Die Proteste in Iran, die brennenden Kopftücher, der Kampf gegen die Islamische Republik – all das ist für manche Menschen im Westen schwer zu verdauen. Nicht, weil sie grundsätzlich gegen feministische Kämpfe wären, sondern weil die Proteste in Iran liebgewonnene Haltungen, man möchte sagen: Vorurteile, durcheinanderwerfen. Vorurteile und Vorstellungen über „den Islam“ und „das Kopftuch“.

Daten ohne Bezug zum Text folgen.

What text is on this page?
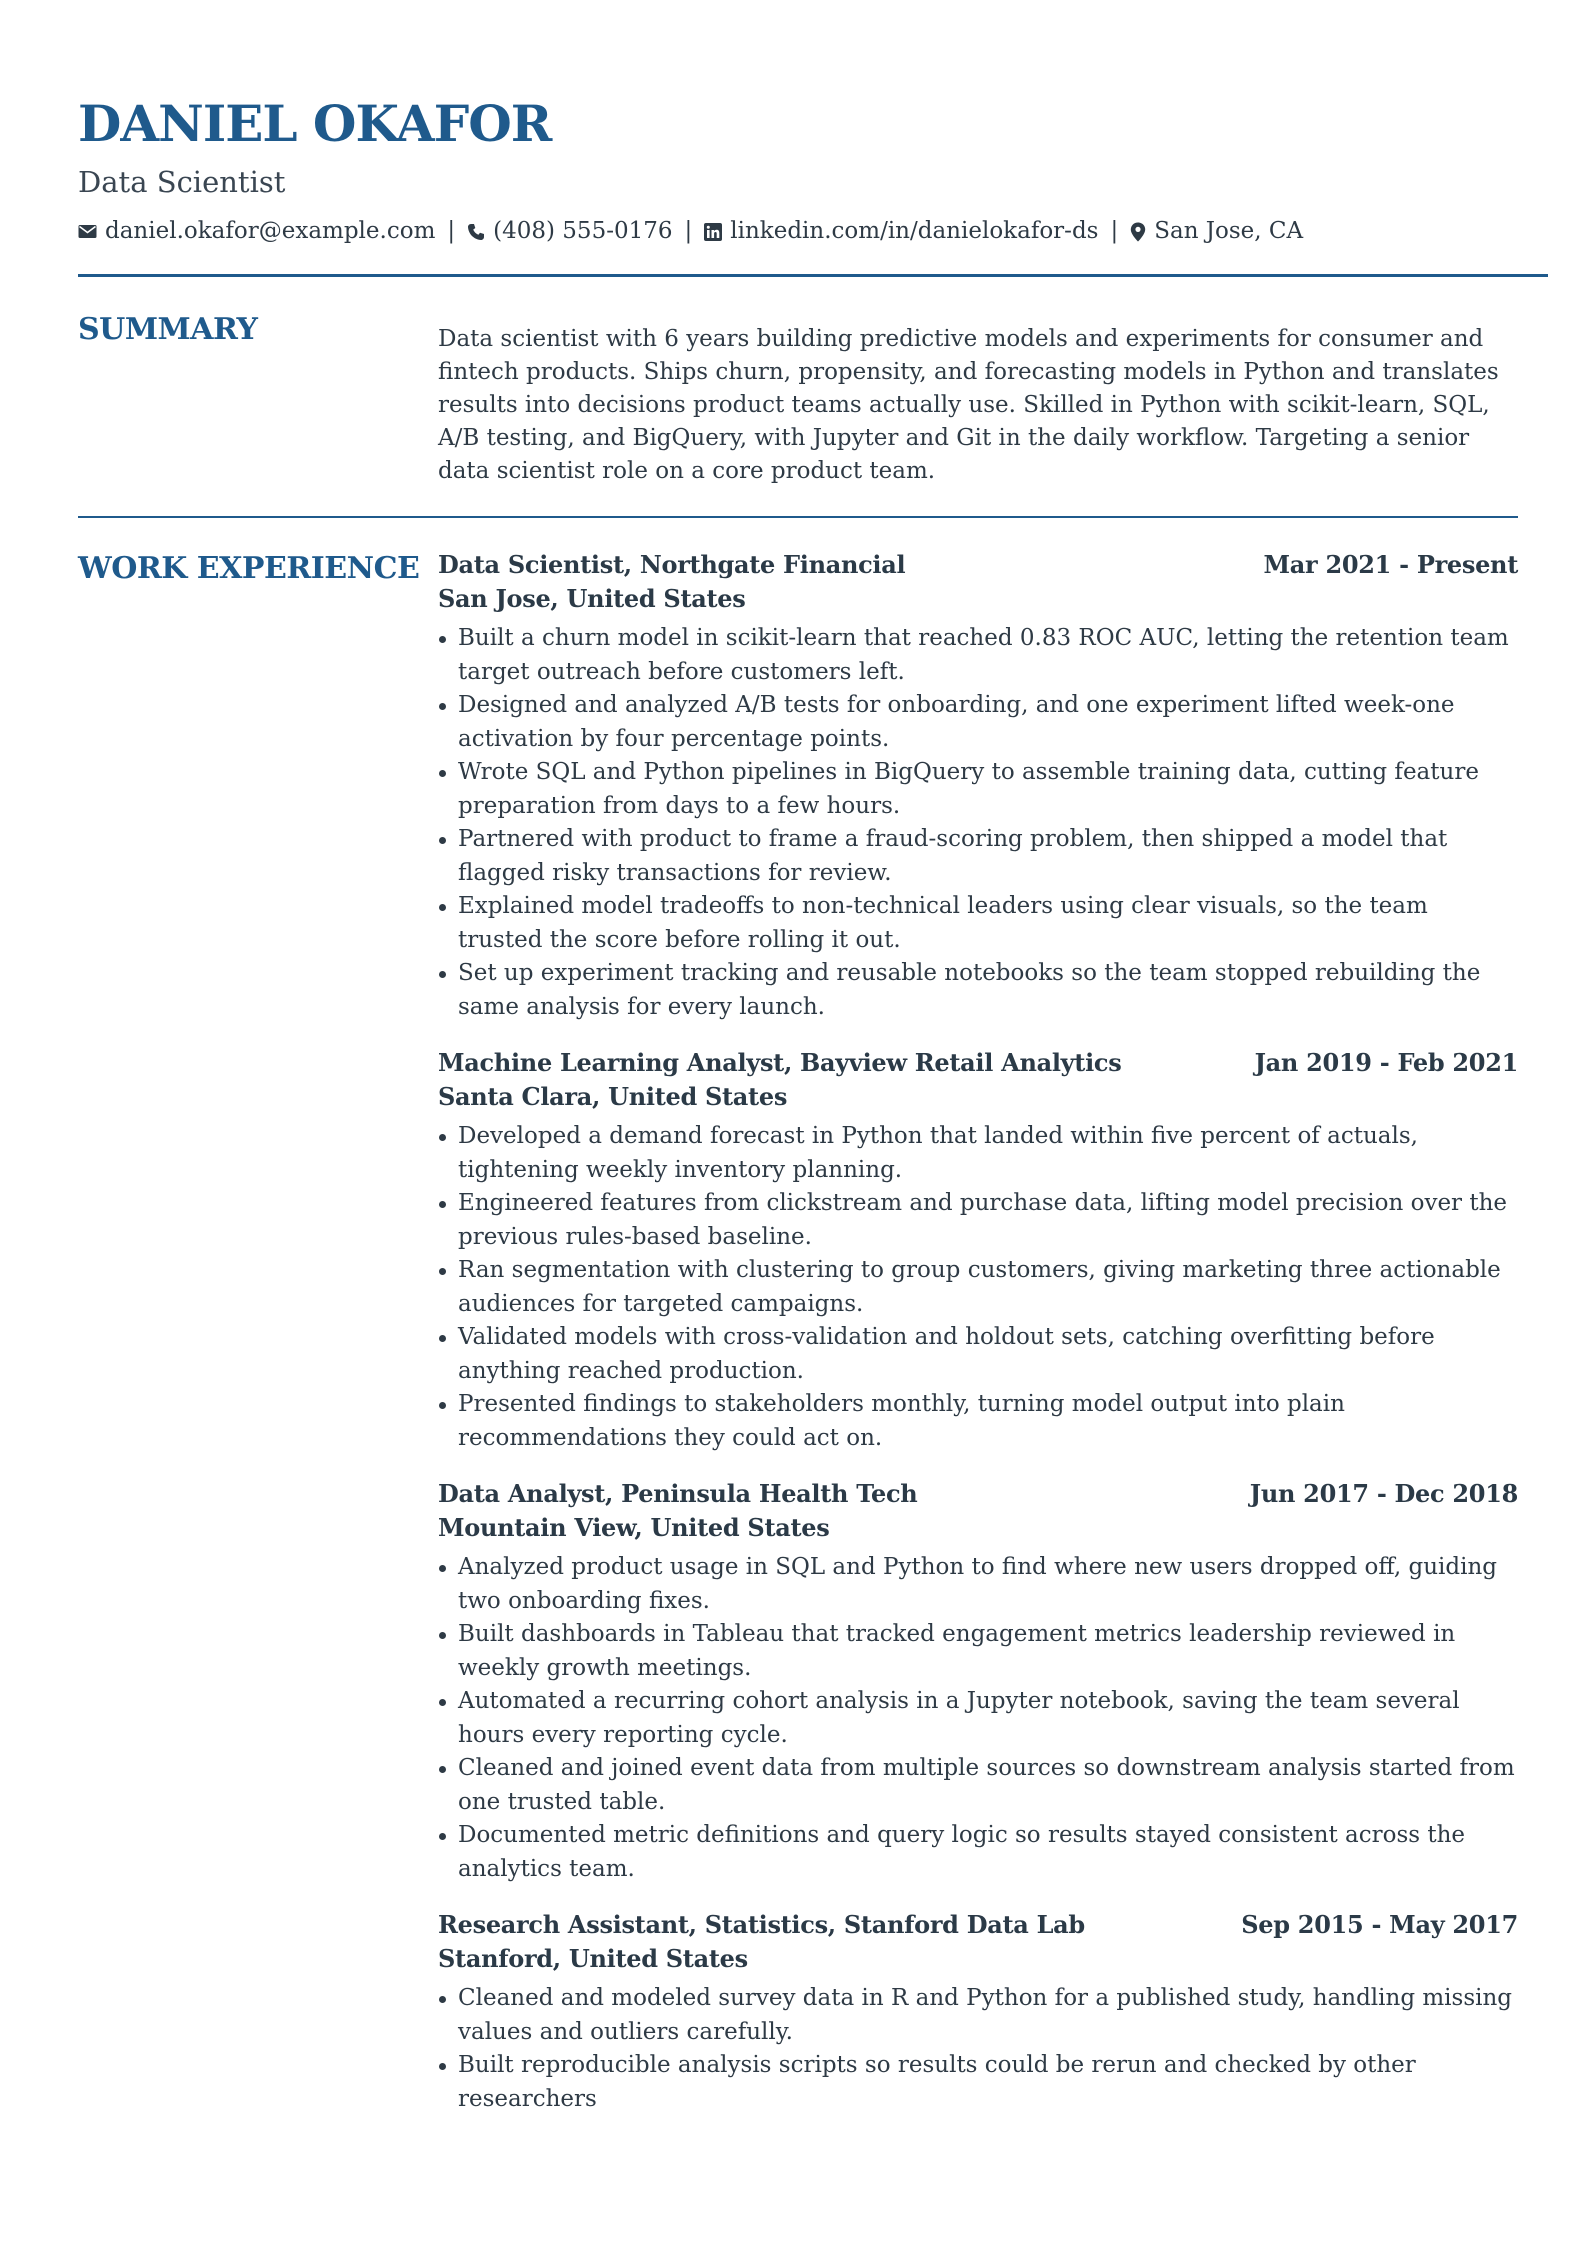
DANIEL OKAFOR
Data Scientist
daniel.okafor@example.com | (408) 555-0176 | linkedin.com/in/danielokafor-ds | San Jose, CA
SUMMARY	Data scientist with 6 years building predictive models and experiments for consumer and fintech products. Ships churn, propensity, and forecasting models in Python and translates results into decisions product teams actually use. Skilled in Python with scikit-learn, SQL, A/B testing, and BigQuery, with Jupyter and Git in the daily workflow. Targeting a senior data scientist role on a core product team.

WORK EXPERIENCE Data Scientist, Northgate Financial	Mar 2021 - Present
San Jose, United States
Built a churn model in scikit-learn that reached 0.83 ROC AUC, letting the retention team target outreach before customers left.
Designed and analyzed A/B tests for onboarding, and one experiment lifted week-one activation by four percentage points.
Wrote SQL and Python pipelines in BigQuery to assemble training data, cutting feature preparation from days to a few hours.
Partnered with product to frame a fraud-scoring problem, then shipped a model that flagged risky transactions for review.
Explained model tradeoffs to non-technical leaders using clear visuals, so the team trusted the score before rolling it out.
Set up experiment tracking and reusable notebooks so the team stopped rebuilding the same analysis for every launch.
Machine Learning Analyst, Bayview Retail Analytics	Jan 2019 - Feb 2021
Santa Clara, United States
Developed a demand forecast in Python that landed within five percent of actuals, tightening weekly inventory planning.
Engineered features from clickstream and purchase data, lifting model precision over the previous rules-based baseline.
Ran segmentation with clustering to group customers, giving marketing three actionable audiences for targeted campaigns.
Validated models with cross-validation and holdout sets, catching overfitting before anything reached production.
Presented findings to stakeholders monthly, turning model output into plain recommendations they could act on.
Data Analyst, Peninsula Health Tech	Jun 2017 - Dec 2018
Mountain View, United States
Analyzed product usage in SQL and Python to find where new users dropped off, guiding two onboarding fixes.
Built dashboards in Tableau that tracked engagement metrics leadership reviewed in weekly growth meetings.
Automated a recurring cohort analysis in a Jupyter notebook, saving the team several hours every reporting cycle.
Cleaned and joined event data from multiple sources so downstream analysis started from one trusted table.
Documented metric definitions and query logic so results stayed consistent across the analytics team.
Research Assistant, Statistics, Stanford Data Lab	Sep 2015 - May 2017
Stanford, United States
Cleaned and modeled survey data in R and Python for a published study, handling missing values and outliers carefully.
Built reproducible analysis scripts so results could be rerun and checked by other researchers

Diejenigen im Westen, die schon immer gesagt haben, dass der Islam frauenverachtend und das Kopftuch Ausdruck der misogynen Struktur des Islams sei, fühlen sich bestätigt: Seht her, die Frauen in Iran nehmen das Kopftuch ab, sie verbrennen es sogar! Ihre Botschaft an alle „Islamversteher“ im Westen: Seid nicht so naiv und hört auf, den Islam zu verherrlichen. So beschwerte sich ein Publizist nach Beginn der Proteste auf Twitter, dass „Menschen, die seit Jahren nicht den Mut aufbringen, den politischen Islam zu kritisieren, plötzlich in Sachen Iran deutlich geworden sind“. Oder anders: Wenn ihr das Kopftuch in Iran kritisiert, kritisiert es gefälligst auch hier bei uns.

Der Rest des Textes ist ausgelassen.